No… not Jamie. Galen. I named him Galen.

But the hour was gone. Her own rules bound her like Cinderella.

She turned into a pumpkin and was gone.

This story was written for a Write on Edge prompt about fate. It is directly related to my Marie Antionette fantasy “What Would Have Been.” No, I didn’t write “spoiler alert” at the top, although perhaps I should. You see, I love the idea I had for the story. Mainly, I wanted Marie to be given a second chance at life and love. I like the idea of having a place where a writer’s characters can go and live their own lives.

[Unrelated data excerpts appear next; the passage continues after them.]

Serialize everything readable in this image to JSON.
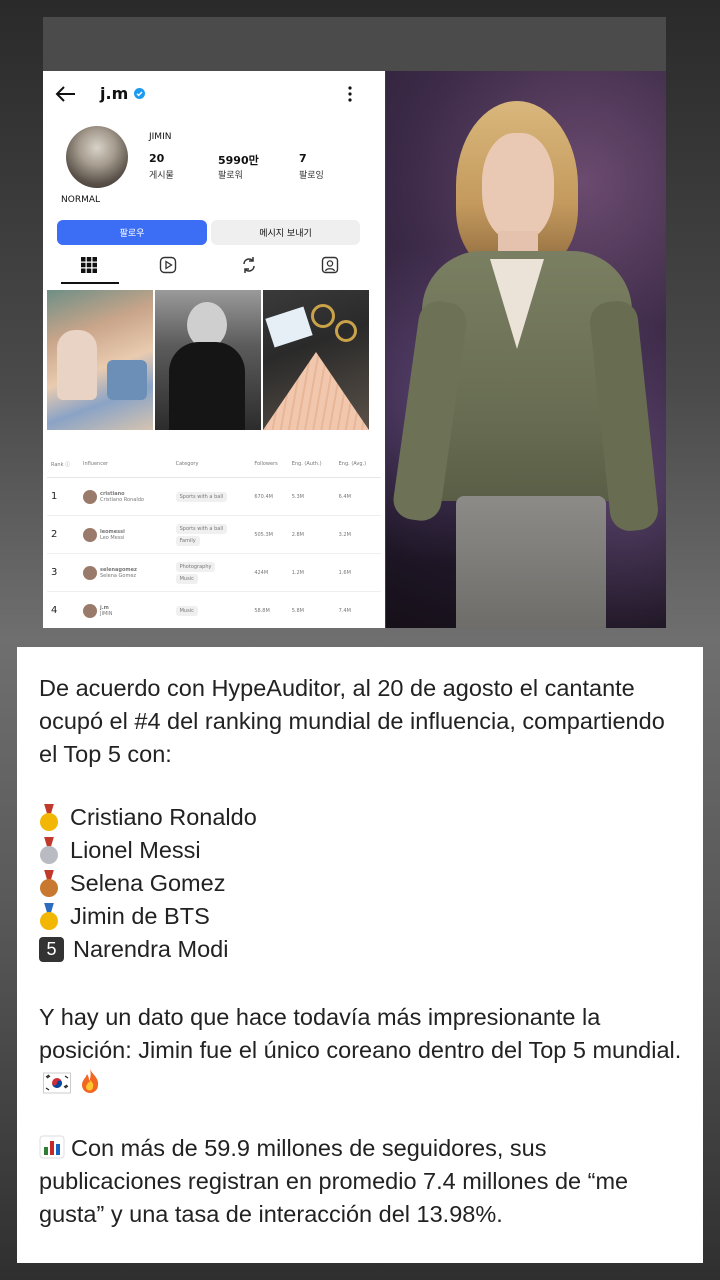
{
  "profile": {
    "username": "j.m",
    "display_name": "JIMIN",
    "badge": "NORMAL",
    "stats": [
      {
        "value": "20",
        "label": "게시물"
      },
      {
        "value": "5990만",
        "label": "팔로워"
      },
      {
        "value": "7",
        "label": "팔로잉"
      }
    ],
    "follow_label": "팔로우",
    "message_label": "메시지 보내기"
  },
  "ranking": {
    "headers": [
      "Rank ⓘ",
      "Influencer",
      "Category",
      "Followers",
      "Eng. (Auth.)",
      "Eng. (Avg.)"
    ],
    "rows": [
      {
        "rank": "1",
        "handle": "cristiano",
        "name": "Cristiano Ronaldo",
        "categories": [
          "Sports with a ball"
        ],
        "followers": "670.4M",
        "eng_auth": "5.3M",
        "eng_avg": "6.4M"
      },
      {
        "rank": "2",
        "handle": "leomessi",
        "name": "Leo Messi",
        "categories": [
          "Sports with a ball",
          "Family"
        ],
        "followers": "505.3M",
        "eng_auth": "2.8M",
        "eng_avg": "3.2M"
      },
      {
        "rank": "3",
        "handle": "selenagomez",
        "name": "Selena Gomez",
        "categories": [
          "Photography",
          "Music"
        ],
        "followers": "424M",
        "eng_auth": "1.2M",
        "eng_avg": "1.6M"
      },
      {
        "rank": "4",
        "handle": "j.m",
        "name": "JIMIN",
        "categories": [
          "Music"
        ],
        "followers": "58.8M",
        "eng_auth": "5.8M",
        "eng_avg": "7.4M"
      }
    ]
  },
  "caption": {
    "intro": "De acuerdo con HypeAuditor, al 20 de agosto el cantante ocupó el #4 del ranking mundial de influencia, compartiendo el Top 5 con:",
    "list": [
      {
        "icon": "gold-medal-icon",
        "color": "#f2b705",
        "text": "Cristiano Ronaldo"
      },
      {
        "icon": "silver-medal-icon",
        "color": "#b8bcc2",
        "text": "Lionel Messi"
      },
      {
        "icon": "bronze-medal-icon",
        "color": "#c8782f",
        "text": "Selena Gomez"
      },
      {
        "icon": "sports-medal-icon",
        "color": "#f2b705",
        "text": "Jimin de BTS"
      },
      {
        "icon": "keycap-5-icon",
        "glyph": "5",
        "text": "Narendra Modi"
      }
    ],
    "note": "Y hay un dato que hace todavía más impresionante la posición: Jimin fue el único coreano dentro del Top 5 mundial.",
    "stats_text": "Con más de 59.9 millones de seguidores, sus publicaciones registran en promedio 7.4 millones de “me gusta” y una tasa de interacción del 13.98%."
  }
}
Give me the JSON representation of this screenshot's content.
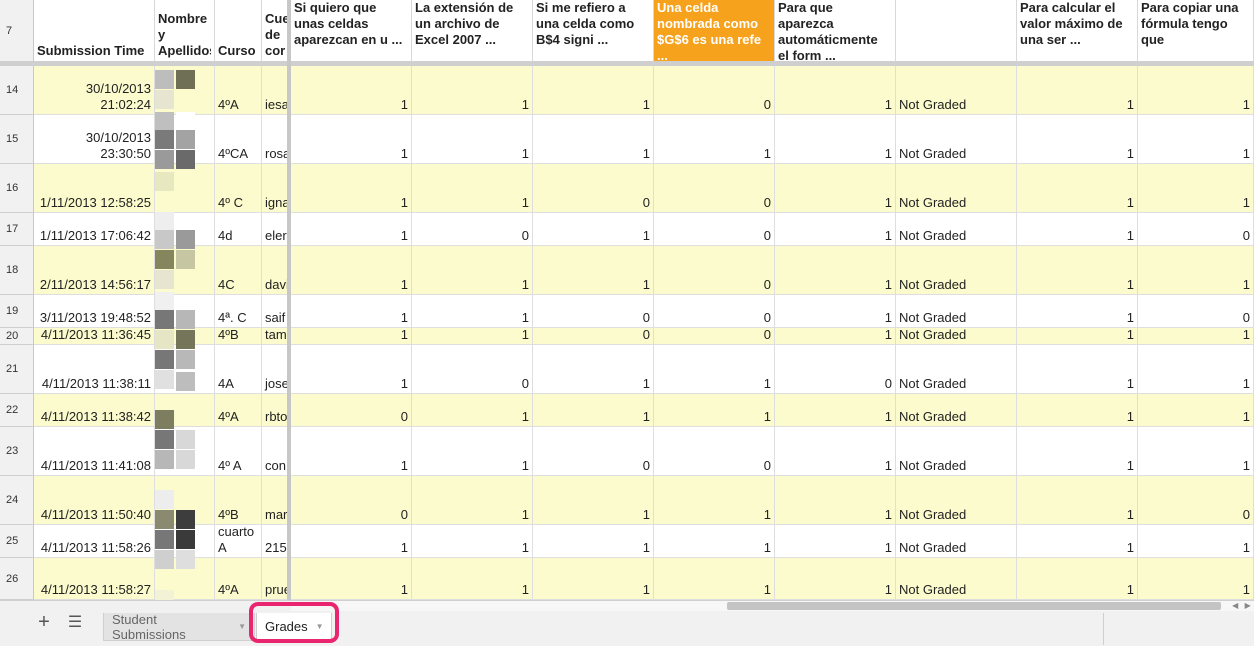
{
  "header": {
    "row_number": "7",
    "columns": [
      "Submission Time",
      "Nombre y Apellidos",
      "Curso",
      "Cue de cor",
      "Si quiero que unas celdas aparezcan en u ...",
      "La extensión de un archivo de Excel 2007 ...",
      "Si me refiero a una celda como B$4 signi ...",
      "Una celda nombrada como $G$6 es una refe ...",
      "Para que aparezca automáticmente el form ...",
      "",
      "Para calcular el valor máximo de una ser ...",
      "Para copiar una fórmula tengo que"
    ]
  },
  "rows": [
    {
      "num": "14",
      "time": "30/10/2013 21:02:24",
      "curso": "4ºA",
      "cue": "iesa",
      "q1": "1",
      "q2": "1",
      "q3": "1",
      "q4": "0",
      "q5": "1",
      "status": "Not Graded",
      "q6": "1",
      "q7": "1"
    },
    {
      "num": "15",
      "time": "30/10/2013 23:30:50",
      "curso": "4ºCA",
      "cue": "rosa",
      "q1": "1",
      "q2": "1",
      "q3": "1",
      "q4": "1",
      "q5": "1",
      "status": "Not Graded",
      "q6": "1",
      "q7": "1"
    },
    {
      "num": "16",
      "time": "1/11/2013 12:58:25",
      "curso": "4º C",
      "cue": "igna",
      "q1": "1",
      "q2": "1",
      "q3": "0",
      "q4": "0",
      "q5": "1",
      "status": "Not Graded",
      "q6": "1",
      "q7": "1"
    },
    {
      "num": "17",
      "time": "1/11/2013 17:06:42",
      "curso": "4d",
      "cue": "eler",
      "q1": "1",
      "q2": "0",
      "q3": "1",
      "q4": "0",
      "q5": "1",
      "status": "Not Graded",
      "q6": "1",
      "q7": "0"
    },
    {
      "num": "18",
      "time": "2/11/2013 14:56:17",
      "curso": "4C",
      "cue": "davi",
      "q1": "1",
      "q2": "1",
      "q3": "1",
      "q4": "0",
      "q5": "1",
      "status": "Not Graded",
      "q6": "1",
      "q7": "1"
    },
    {
      "num": "19",
      "time": "3/11/2013 19:48:52",
      "curso": "4ª. C",
      "cue": "saif",
      "q1": "1",
      "q2": "1",
      "q3": "0",
      "q4": "0",
      "q5": "1",
      "status": "Not Graded",
      "q6": "1",
      "q7": "0"
    },
    {
      "num": "20",
      "time": "4/11/2013 11:36:45",
      "curso": "4ºB",
      "cue": "tam",
      "q1": "1",
      "q2": "1",
      "q3": "0",
      "q4": "0",
      "q5": "1",
      "status": "Not Graded",
      "q6": "1",
      "q7": "1"
    },
    {
      "num": "21",
      "time": "4/11/2013 11:38:11",
      "curso": "4A",
      "cue": "jose",
      "q1": "1",
      "q2": "0",
      "q3": "1",
      "q4": "1",
      "q5": "0",
      "status": "Not Graded",
      "q6": "1",
      "q7": "1"
    },
    {
      "num": "22",
      "time": "4/11/2013 11:38:42",
      "curso": "4ºA",
      "cue": "rbto",
      "q1": "0",
      "q2": "1",
      "q3": "1",
      "q4": "1",
      "q5": "1",
      "status": "Not Graded",
      "q6": "1",
      "q7": "1"
    },
    {
      "num": "23",
      "time": "4/11/2013 11:41:08",
      "curso": "4º A",
      "cue": "con",
      "q1": "1",
      "q2": "1",
      "q3": "0",
      "q4": "0",
      "q5": "1",
      "status": "Not Graded",
      "q6": "1",
      "q7": "1"
    },
    {
      "num": "24",
      "time": "4/11/2013 11:50:40",
      "curso": "4ºB",
      "cue": "mar",
      "q1": "0",
      "q2": "1",
      "q3": "1",
      "q4": "1",
      "q5": "1",
      "status": "Not Graded",
      "q6": "1",
      "q7": "0"
    },
    {
      "num": "25",
      "time": "4/11/2013 11:58:26",
      "curso": "cuarto A",
      "cue": "215",
      "q1": "1",
      "q2": "1",
      "q3": "1",
      "q4": "1",
      "q5": "1",
      "status": "Not Graded",
      "q6": "1",
      "q7": "1"
    },
    {
      "num": "26",
      "time": "4/11/2013 11:58:27",
      "curso": "4ºA",
      "cue": "prue",
      "q1": "1",
      "q2": "1",
      "q3": "1",
      "q4": "1",
      "q5": "1",
      "status": "Not Graded",
      "q6": "1",
      "q7": "1"
    }
  ],
  "bottom": {
    "add_sheet_icon": "plus-icon",
    "sheet_list_icon": "menu-icon",
    "tabs": [
      {
        "label": "Student Submissions",
        "active": false
      },
      {
        "label": "Grades",
        "active": true
      }
    ]
  },
  "colors": {
    "row_highlight": "#fbfbcd",
    "selected_header": "#f6a21c",
    "annotation_ring": "#e8256e"
  }
}
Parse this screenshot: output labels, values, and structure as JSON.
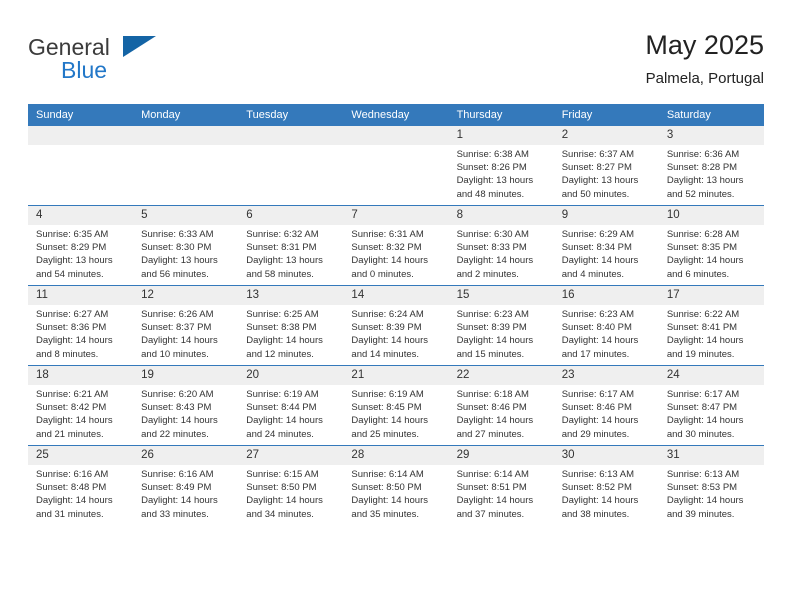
{
  "brand": {
    "name_top": "General",
    "name_bottom": "Blue",
    "triangle_icon": "triangle-icon",
    "color_dark": "#3b3b3b",
    "color_blue": "#2277c8"
  },
  "header": {
    "title": "May 2025",
    "subtitle": "Palmela, Portugal"
  },
  "theme": {
    "header_bg": "#3479bb",
    "daynum_bg": "#efefef",
    "text": "#333333"
  },
  "weekday_headers": [
    "Sunday",
    "Monday",
    "Tuesday",
    "Wednesday",
    "Thursday",
    "Friday",
    "Saturday"
  ],
  "labels": {
    "sunrise_prefix": "Sunrise:",
    "sunset_prefix": "Sunset:",
    "daylight_prefix": "Daylight:"
  },
  "weeks": [
    [
      {
        "day": "",
        "sunrise": "",
        "sunset": "",
        "daylight_line1": "",
        "daylight_line2": ""
      },
      {
        "day": "",
        "sunrise": "",
        "sunset": "",
        "daylight_line1": "",
        "daylight_line2": ""
      },
      {
        "day": "",
        "sunrise": "",
        "sunset": "",
        "daylight_line1": "",
        "daylight_line2": ""
      },
      {
        "day": "",
        "sunrise": "",
        "sunset": "",
        "daylight_line1": "",
        "daylight_line2": ""
      },
      {
        "day": "1",
        "sunrise": "Sunrise: 6:38 AM",
        "sunset": "Sunset: 8:26 PM",
        "daylight_line1": "Daylight: 13 hours",
        "daylight_line2": "and 48 minutes."
      },
      {
        "day": "2",
        "sunrise": "Sunrise: 6:37 AM",
        "sunset": "Sunset: 8:27 PM",
        "daylight_line1": "Daylight: 13 hours",
        "daylight_line2": "and 50 minutes."
      },
      {
        "day": "3",
        "sunrise": "Sunrise: 6:36 AM",
        "sunset": "Sunset: 8:28 PM",
        "daylight_line1": "Daylight: 13 hours",
        "daylight_line2": "and 52 minutes."
      }
    ],
    [
      {
        "day": "4",
        "sunrise": "Sunrise: 6:35 AM",
        "sunset": "Sunset: 8:29 PM",
        "daylight_line1": "Daylight: 13 hours",
        "daylight_line2": "and 54 minutes."
      },
      {
        "day": "5",
        "sunrise": "Sunrise: 6:33 AM",
        "sunset": "Sunset: 8:30 PM",
        "daylight_line1": "Daylight: 13 hours",
        "daylight_line2": "and 56 minutes."
      },
      {
        "day": "6",
        "sunrise": "Sunrise: 6:32 AM",
        "sunset": "Sunset: 8:31 PM",
        "daylight_line1": "Daylight: 13 hours",
        "daylight_line2": "and 58 minutes."
      },
      {
        "day": "7",
        "sunrise": "Sunrise: 6:31 AM",
        "sunset": "Sunset: 8:32 PM",
        "daylight_line1": "Daylight: 14 hours",
        "daylight_line2": "and 0 minutes."
      },
      {
        "day": "8",
        "sunrise": "Sunrise: 6:30 AM",
        "sunset": "Sunset: 8:33 PM",
        "daylight_line1": "Daylight: 14 hours",
        "daylight_line2": "and 2 minutes."
      },
      {
        "day": "9",
        "sunrise": "Sunrise: 6:29 AM",
        "sunset": "Sunset: 8:34 PM",
        "daylight_line1": "Daylight: 14 hours",
        "daylight_line2": "and 4 minutes."
      },
      {
        "day": "10",
        "sunrise": "Sunrise: 6:28 AM",
        "sunset": "Sunset: 8:35 PM",
        "daylight_line1": "Daylight: 14 hours",
        "daylight_line2": "and 6 minutes."
      }
    ],
    [
      {
        "day": "11",
        "sunrise": "Sunrise: 6:27 AM",
        "sunset": "Sunset: 8:36 PM",
        "daylight_line1": "Daylight: 14 hours",
        "daylight_line2": "and 8 minutes."
      },
      {
        "day": "12",
        "sunrise": "Sunrise: 6:26 AM",
        "sunset": "Sunset: 8:37 PM",
        "daylight_line1": "Daylight: 14 hours",
        "daylight_line2": "and 10 minutes."
      },
      {
        "day": "13",
        "sunrise": "Sunrise: 6:25 AM",
        "sunset": "Sunset: 8:38 PM",
        "daylight_line1": "Daylight: 14 hours",
        "daylight_line2": "and 12 minutes."
      },
      {
        "day": "14",
        "sunrise": "Sunrise: 6:24 AM",
        "sunset": "Sunset: 8:39 PM",
        "daylight_line1": "Daylight: 14 hours",
        "daylight_line2": "and 14 minutes."
      },
      {
        "day": "15",
        "sunrise": "Sunrise: 6:23 AM",
        "sunset": "Sunset: 8:39 PM",
        "daylight_line1": "Daylight: 14 hours",
        "daylight_line2": "and 15 minutes."
      },
      {
        "day": "16",
        "sunrise": "Sunrise: 6:23 AM",
        "sunset": "Sunset: 8:40 PM",
        "daylight_line1": "Daylight: 14 hours",
        "daylight_line2": "and 17 minutes."
      },
      {
        "day": "17",
        "sunrise": "Sunrise: 6:22 AM",
        "sunset": "Sunset: 8:41 PM",
        "daylight_line1": "Daylight: 14 hours",
        "daylight_line2": "and 19 minutes."
      }
    ],
    [
      {
        "day": "18",
        "sunrise": "Sunrise: 6:21 AM",
        "sunset": "Sunset: 8:42 PM",
        "daylight_line1": "Daylight: 14 hours",
        "daylight_line2": "and 21 minutes."
      },
      {
        "day": "19",
        "sunrise": "Sunrise: 6:20 AM",
        "sunset": "Sunset: 8:43 PM",
        "daylight_line1": "Daylight: 14 hours",
        "daylight_line2": "and 22 minutes."
      },
      {
        "day": "20",
        "sunrise": "Sunrise: 6:19 AM",
        "sunset": "Sunset: 8:44 PM",
        "daylight_line1": "Daylight: 14 hours",
        "daylight_line2": "and 24 minutes."
      },
      {
        "day": "21",
        "sunrise": "Sunrise: 6:19 AM",
        "sunset": "Sunset: 8:45 PM",
        "daylight_line1": "Daylight: 14 hours",
        "daylight_line2": "and 25 minutes."
      },
      {
        "day": "22",
        "sunrise": "Sunrise: 6:18 AM",
        "sunset": "Sunset: 8:46 PM",
        "daylight_line1": "Daylight: 14 hours",
        "daylight_line2": "and 27 minutes."
      },
      {
        "day": "23",
        "sunrise": "Sunrise: 6:17 AM",
        "sunset": "Sunset: 8:46 PM",
        "daylight_line1": "Daylight: 14 hours",
        "daylight_line2": "and 29 minutes."
      },
      {
        "day": "24",
        "sunrise": "Sunrise: 6:17 AM",
        "sunset": "Sunset: 8:47 PM",
        "daylight_line1": "Daylight: 14 hours",
        "daylight_line2": "and 30 minutes."
      }
    ],
    [
      {
        "day": "25",
        "sunrise": "Sunrise: 6:16 AM",
        "sunset": "Sunset: 8:48 PM",
        "daylight_line1": "Daylight: 14 hours",
        "daylight_line2": "and 31 minutes."
      },
      {
        "day": "26",
        "sunrise": "Sunrise: 6:16 AM",
        "sunset": "Sunset: 8:49 PM",
        "daylight_line1": "Daylight: 14 hours",
        "daylight_line2": "and 33 minutes."
      },
      {
        "day": "27",
        "sunrise": "Sunrise: 6:15 AM",
        "sunset": "Sunset: 8:50 PM",
        "daylight_line1": "Daylight: 14 hours",
        "daylight_line2": "and 34 minutes."
      },
      {
        "day": "28",
        "sunrise": "Sunrise: 6:14 AM",
        "sunset": "Sunset: 8:50 PM",
        "daylight_line1": "Daylight: 14 hours",
        "daylight_line2": "and 35 minutes."
      },
      {
        "day": "29",
        "sunrise": "Sunrise: 6:14 AM",
        "sunset": "Sunset: 8:51 PM",
        "daylight_line1": "Daylight: 14 hours",
        "daylight_line2": "and 37 minutes."
      },
      {
        "day": "30",
        "sunrise": "Sunrise: 6:13 AM",
        "sunset": "Sunset: 8:52 PM",
        "daylight_line1": "Daylight: 14 hours",
        "daylight_line2": "and 38 minutes."
      },
      {
        "day": "31",
        "sunrise": "Sunrise: 6:13 AM",
        "sunset": "Sunset: 8:53 PM",
        "daylight_line1": "Daylight: 14 hours",
        "daylight_line2": "and 39 minutes."
      }
    ]
  ]
}
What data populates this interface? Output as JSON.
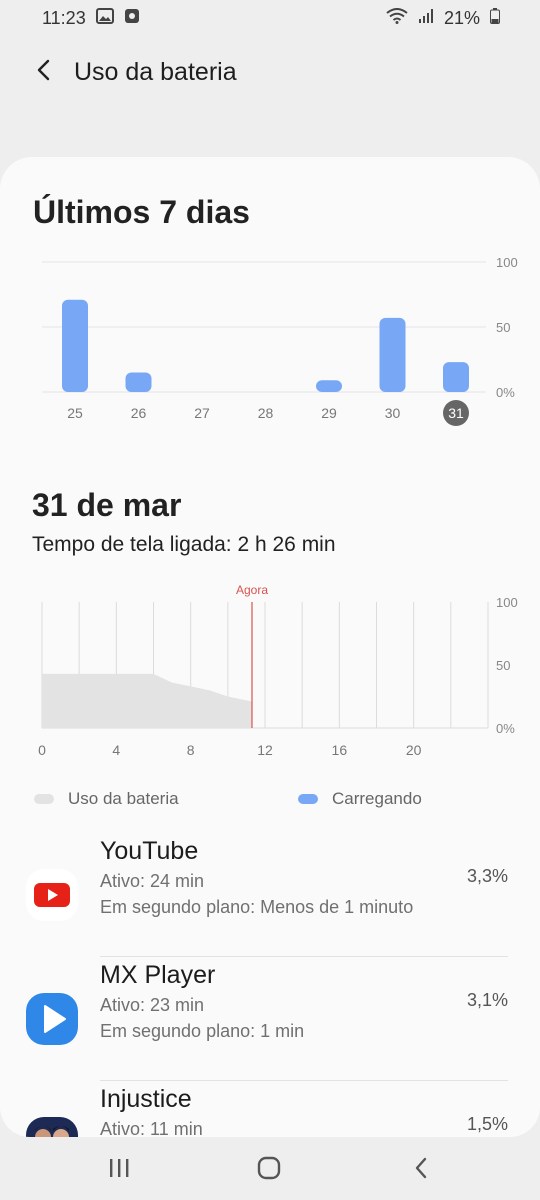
{
  "status_bar": {
    "time": "11:23",
    "battery_percent": "21%",
    "icons": [
      "gallery-icon",
      "screen-record-icon",
      "wifi-icon",
      "signal-icon",
      "battery-icon"
    ]
  },
  "app_bar": {
    "title": "Uso da bateria",
    "back_icon": "back-arrow-icon"
  },
  "last7": {
    "title": "Últimos 7 dias"
  },
  "chart_data": [
    {
      "type": "bar",
      "title": "Últimos 7 dias",
      "categories": [
        "25",
        "26",
        "27",
        "28",
        "29",
        "30",
        "31"
      ],
      "values": [
        71,
        15,
        0,
        0,
        9,
        57,
        23
      ],
      "ylim": [
        0,
        100
      ],
      "yticks": [
        "100",
        "50",
        "0%"
      ],
      "selected_category": "31",
      "bar_color": "#78a8f5",
      "grid": true
    },
    {
      "type": "area",
      "x": [
        0,
        2,
        4,
        6,
        7,
        8,
        9,
        10,
        11.3
      ],
      "values": [
        43,
        43,
        43,
        43,
        36,
        33,
        30,
        25,
        21
      ],
      "xticks": [
        "0",
        "4",
        "8",
        "12",
        "16",
        "20"
      ],
      "xlim": [
        0,
        24
      ],
      "yticks": [
        "100",
        "50",
        "0%"
      ],
      "ylim": [
        0,
        100
      ],
      "now_marker": {
        "label": "Agora",
        "x": 11.3,
        "color": "#d9534f"
      },
      "area_color": "#e3e3e3",
      "grid": true
    }
  ],
  "day": {
    "date": "31 de mar",
    "screen_time": "Tempo de tela ligada: 2 h 26 min"
  },
  "legend": {
    "usage_label": "Uso da bateria",
    "usage_color": "#e3e3e3",
    "charging_label": "Carregando",
    "charging_color": "#78a8f5"
  },
  "apps": [
    {
      "name": "YouTube",
      "active": "Ativo: 24 min",
      "background": "Em segundo plano: Menos de 1 minuto",
      "percent": "3,3%",
      "icon": "youtube-icon"
    },
    {
      "name": "MX Player",
      "active": "Ativo: 23 min",
      "background": "Em segundo plano: 1 min",
      "percent": "3,1%",
      "icon": "mx-player-icon"
    },
    {
      "name": "Injustice",
      "active": "Ativo: 11 min",
      "background": "",
      "percent": "1,5%",
      "icon": "injustice-icon"
    }
  ],
  "nav": {
    "icons": [
      "recent-apps-icon",
      "home-icon",
      "nav-back-icon"
    ]
  }
}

Many writers, myself included, have had the experience of a character developing a mind of their own. We may have had a plan for them, but they stubbornly assert themselves in some unexpected way. In this story, Jane had deliberately freed Galen, but she keeps forgetting that means he won’t do what she expects him to do anymore.

So… spoiler alert? Yes. This post kinda gives away the whole “Big Twist” at the climax of the story. The problem is, because I wrote this story as an exercise, writing one chapter each week, it has drawn itself out much longer than I anticipated. Readers should not have to slog through 25 chapters of boring material before the revelation occurs.

I’m providing links to the story in case anyone cares to catch up. As I said, I like the original idea and plan, but the actually story desperately needs an overhaul. I might actually do that when it’s done, and showcase the “raw rough” version with the polished final.

Or it might go on the shelf indefinitely.